Hence, TLIF offers the advantage of being an efficient circumferencial arthrodesis through single access with the minimum risk of neural and dural lesion. At the same time, it allows posterior and foraminal decompression. Therefore, we believe that this technique should be promoted and properly employed in selected cases, specially when posterior decompression and circumferencial interbody fusion of the lumbar region are necessary , as well as in many cases of DDD, recurrent disc herniation, spinal stenosis and low grade spondylolisthesis13.
Our cases, even though limited in number, show an initial good experience with TLIF. Evaluation of the patients during the first 18 to 28 months after surgery showed improvement in 80% of the cases.
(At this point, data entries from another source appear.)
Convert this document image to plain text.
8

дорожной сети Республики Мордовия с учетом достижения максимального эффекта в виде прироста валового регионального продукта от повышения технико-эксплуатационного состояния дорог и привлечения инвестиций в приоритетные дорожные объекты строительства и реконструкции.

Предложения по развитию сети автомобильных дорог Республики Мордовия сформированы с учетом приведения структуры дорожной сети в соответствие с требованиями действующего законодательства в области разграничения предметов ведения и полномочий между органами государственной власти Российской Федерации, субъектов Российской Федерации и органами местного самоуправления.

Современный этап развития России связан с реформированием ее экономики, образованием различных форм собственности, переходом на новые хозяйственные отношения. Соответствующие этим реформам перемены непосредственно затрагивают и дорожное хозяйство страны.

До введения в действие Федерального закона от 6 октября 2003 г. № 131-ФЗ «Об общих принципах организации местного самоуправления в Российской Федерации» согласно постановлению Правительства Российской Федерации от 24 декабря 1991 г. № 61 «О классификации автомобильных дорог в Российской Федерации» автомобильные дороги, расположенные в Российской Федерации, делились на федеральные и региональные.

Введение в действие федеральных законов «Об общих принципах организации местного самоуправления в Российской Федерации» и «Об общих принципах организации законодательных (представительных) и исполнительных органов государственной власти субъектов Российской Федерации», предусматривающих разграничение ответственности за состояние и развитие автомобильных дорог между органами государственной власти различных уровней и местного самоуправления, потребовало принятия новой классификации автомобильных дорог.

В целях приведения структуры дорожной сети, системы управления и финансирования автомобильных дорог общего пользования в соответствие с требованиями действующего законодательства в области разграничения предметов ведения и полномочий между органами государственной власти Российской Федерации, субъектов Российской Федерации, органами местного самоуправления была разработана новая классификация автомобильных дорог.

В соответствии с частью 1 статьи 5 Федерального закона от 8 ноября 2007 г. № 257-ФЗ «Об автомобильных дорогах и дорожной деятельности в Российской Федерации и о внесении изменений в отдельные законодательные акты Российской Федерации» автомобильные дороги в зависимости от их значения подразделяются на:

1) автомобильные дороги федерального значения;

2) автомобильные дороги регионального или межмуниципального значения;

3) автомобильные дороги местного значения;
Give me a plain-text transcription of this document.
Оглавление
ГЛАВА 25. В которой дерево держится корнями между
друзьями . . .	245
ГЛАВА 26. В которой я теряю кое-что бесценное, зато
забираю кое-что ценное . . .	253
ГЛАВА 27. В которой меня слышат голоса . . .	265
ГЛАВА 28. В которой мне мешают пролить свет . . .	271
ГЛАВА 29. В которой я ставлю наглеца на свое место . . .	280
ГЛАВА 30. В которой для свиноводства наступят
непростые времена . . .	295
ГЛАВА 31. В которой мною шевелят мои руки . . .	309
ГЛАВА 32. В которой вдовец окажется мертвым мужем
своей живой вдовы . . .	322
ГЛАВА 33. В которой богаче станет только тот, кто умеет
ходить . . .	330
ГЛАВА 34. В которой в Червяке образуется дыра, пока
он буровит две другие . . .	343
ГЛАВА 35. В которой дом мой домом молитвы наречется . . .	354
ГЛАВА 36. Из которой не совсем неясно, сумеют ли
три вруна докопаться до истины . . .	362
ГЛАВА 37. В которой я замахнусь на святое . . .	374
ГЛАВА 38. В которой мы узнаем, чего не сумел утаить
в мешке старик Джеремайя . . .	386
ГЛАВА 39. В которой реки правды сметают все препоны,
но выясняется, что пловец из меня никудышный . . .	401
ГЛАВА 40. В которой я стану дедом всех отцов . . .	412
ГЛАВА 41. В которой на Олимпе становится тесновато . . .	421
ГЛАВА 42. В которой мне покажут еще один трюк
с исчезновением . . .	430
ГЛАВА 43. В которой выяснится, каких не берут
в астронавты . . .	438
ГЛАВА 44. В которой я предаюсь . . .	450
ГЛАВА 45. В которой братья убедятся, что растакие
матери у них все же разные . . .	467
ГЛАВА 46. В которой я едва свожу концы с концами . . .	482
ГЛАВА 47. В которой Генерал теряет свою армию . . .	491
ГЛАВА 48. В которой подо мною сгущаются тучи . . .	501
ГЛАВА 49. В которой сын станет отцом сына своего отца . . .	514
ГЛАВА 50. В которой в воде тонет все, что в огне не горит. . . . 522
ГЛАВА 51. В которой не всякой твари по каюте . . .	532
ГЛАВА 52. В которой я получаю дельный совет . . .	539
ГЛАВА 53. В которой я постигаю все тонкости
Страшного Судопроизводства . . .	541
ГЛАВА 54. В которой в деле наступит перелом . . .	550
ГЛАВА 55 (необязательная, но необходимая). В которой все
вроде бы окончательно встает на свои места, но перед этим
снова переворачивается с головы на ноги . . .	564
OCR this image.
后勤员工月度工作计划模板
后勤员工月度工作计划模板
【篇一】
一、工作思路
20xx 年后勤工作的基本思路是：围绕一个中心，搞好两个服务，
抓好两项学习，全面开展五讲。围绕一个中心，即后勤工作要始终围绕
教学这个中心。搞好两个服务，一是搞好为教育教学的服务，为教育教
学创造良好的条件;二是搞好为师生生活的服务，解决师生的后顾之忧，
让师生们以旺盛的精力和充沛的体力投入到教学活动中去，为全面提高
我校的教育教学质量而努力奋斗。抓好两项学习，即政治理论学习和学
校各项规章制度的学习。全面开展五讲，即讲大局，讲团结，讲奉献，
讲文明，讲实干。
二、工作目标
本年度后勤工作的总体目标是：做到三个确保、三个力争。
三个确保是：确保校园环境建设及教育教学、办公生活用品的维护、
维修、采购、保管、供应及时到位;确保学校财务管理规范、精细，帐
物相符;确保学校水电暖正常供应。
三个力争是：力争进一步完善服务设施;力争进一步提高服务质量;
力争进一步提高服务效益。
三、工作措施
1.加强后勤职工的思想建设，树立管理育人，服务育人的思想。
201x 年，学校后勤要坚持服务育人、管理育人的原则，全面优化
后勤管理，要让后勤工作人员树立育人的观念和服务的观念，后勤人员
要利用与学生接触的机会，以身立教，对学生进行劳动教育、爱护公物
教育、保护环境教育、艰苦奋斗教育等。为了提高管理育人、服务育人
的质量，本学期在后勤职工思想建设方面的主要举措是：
Therefore, we believe that this technique should be promoted and properly employed in selected cases, specially when posterior decompression and circumferencial fusion of the lumbar region are necessary. TLIF demonstrated its efficiency in treating cases of chronic lumbar pain with or without radiation to lower limbs, from DDD, recurrent disc herniation, low grade spondylolisthesis and iatrogenic segmental instability, specially when posterior decompression of the canal and vertebral foramen is indicated. The use of this technique should be encouraged to be performed by spine surgeons.
Acknowledgements - We would like to thank Professor Thomas Zdeblick, M.D. and Professor Clifford Tribus, M.D., from the University of Wisconsin, Madison, WI – USA. We also would like to thank Professor Odilon Silva and Elizabeth Duarte, from the Department of Statistcs of the University of Cuiaba, as well as Mr. John Hall for his translation of the text.